So it really comes down to what you want to focus on. If it's full-tilt descending, then go FR. If it's versatility between hard descending and plentiful climbing, the Reign may be more your style.

I do lots of up and downs on my older Big Hit, which is a single ring that weighs in about 40 lbs. But I have friends who refuse to do any climbing with it when I let them borrow it. It just doesn't suit their climbing style.

Trying before you buy--even if it's just a parking lot test--might give you some insight. Play with the seat posts and the gears to see if they'll suit the majority of your riding.


----------



## zdubyadubya (Oct 5, 2008)

if you are worried about the reign's capabilities, remember that it DOES have six inches of travel, is a very capable/stable bike and the reign SX (a pure bred park bike) is based off the same frame. i say get the reign x and if you feel you need a little bit more stability in the chop, sell the fork and put on a lyrik or domain. with that combo, the bike will be able to handle anything you throw at it.

my vote is for the reign. you will get very sick of pedalling any heavy bike without a granny gear very very quickly.


----------



## greengreer (Dec 4, 2007)

If you are a gravity oriented rider, go big hit with a 34t chainring and 11-34t cassette. If you can't pedal it, walk it. 

If you are more of an all around type, the reign x's are great bikes. You will be giving up a little bit in the DH stuff but it will certainly be a more efficient climber.


----------



## c6corvettezo6 (Mar 18, 2008)

*Reign X1*

I was in the same position as you and opted for the Reign X1 and haven't looked back. I love everything about it and it can take anything I have thrown at it. It pedals great. I did Slickrock with some friends on XC bikes and was just as fast and had a lot more fun.:thumbsup:


----------



## OntarioBiker28 (Feb 22, 2010)

How's the Kona Stinky Six's climbing capability? And what do you guys think about it's components, does it seem like a good deal for $2100?


----------



## Uncle Six Pack (Aug 29, 2004)

greengreer said:


> If you can't pedal it, walk it.


We call that foot-shuttling.


----------



## essenmeinstuff (Sep 4, 2007)

reign x is 6.7" travel, geo is 1deg steeper HA, lower slung frame.

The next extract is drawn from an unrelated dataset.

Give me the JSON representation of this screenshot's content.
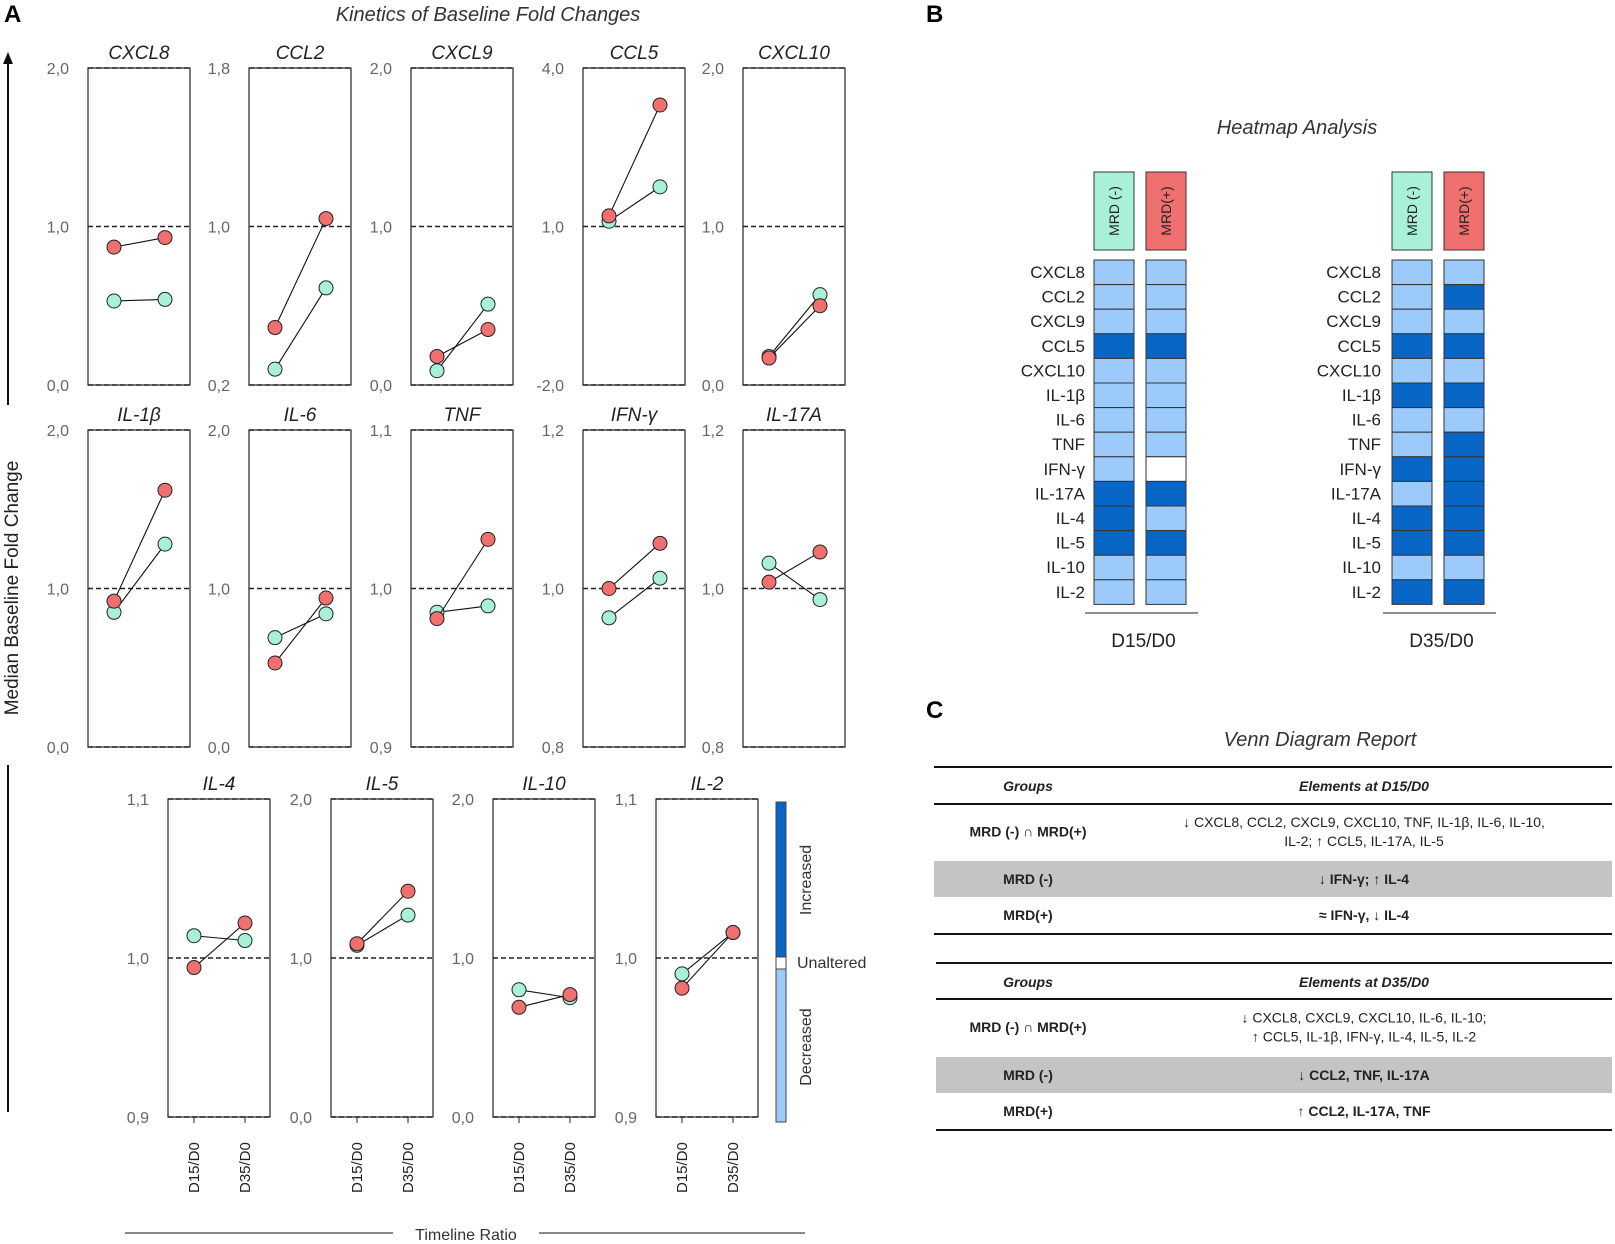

If the choice is between the stinky six and the reign x, I'd go with the reign x.

It will ride better for AM duties and will likely beat out the stinky for DH too. 

Unless you're riding WC DH courses it will be handle DH no problem, esp under a skilled pilot.


----------



## OntarioBiker28 (Feb 22, 2010)

^Thanks man, I think I'm going to go with the 2010' Giant Reign X2.


----------



## abowman (Feb 8, 2010)

Are you talking Blue Mountain in Pennsylvania? Or is there another in Ontario?


----------



## mykel (Jul 31, 2006)

*Self-Abuse NOT necessary.*

Go with the Reign. The Hit is way too much bike for trail riding as well as Blue. Remember a couple of years ago they ripped all the man-made stuff out. Now it is natural terrain. And remember you are in Flatario not the mountains - Blue "Mountain" has about 750 feet of vertical.

michael
tillsonburg ontario


----------



## OntarioBiker28 (Feb 22, 2010)

^Blue Mountain in Collingwood, Ontario.


----------



## OntarioBiker28 (Feb 22, 2010)

^Thank you very much, I was waiting to here from someone who has experience riding at Blue. I was thinking the Big hit was a bit to much, but I wanted a second opinion. So you think the Giant Reign X2 can handle the double black diamond trails at Blue?

Thanks
-Alex


----------



## The Dude (Jan 19, 2004)

SHIVER ME TIMBERS said:


> Big Hit...is for going downhill....weighs too much to pedal up


for you maybe.


----------



## sbchedder (Oct 31, 2009)

i pedal my bighit up hill its not that heavy


----------



## masterofnone (Jun 21, 2009)

I also have a bighit with the 24" rear tire, it's got a dual ring chaingide and boxxer. The only climbing I do with it these days is back up to the chairlift  real climbing would be better with an all mountain or freeride bike. That said, I know several guys around my area that ride their downhill and freeride bikes on cross country club rides  If you don't mind an extra two pounds or so you've got lots of choices in your price range :thumbsup:


----------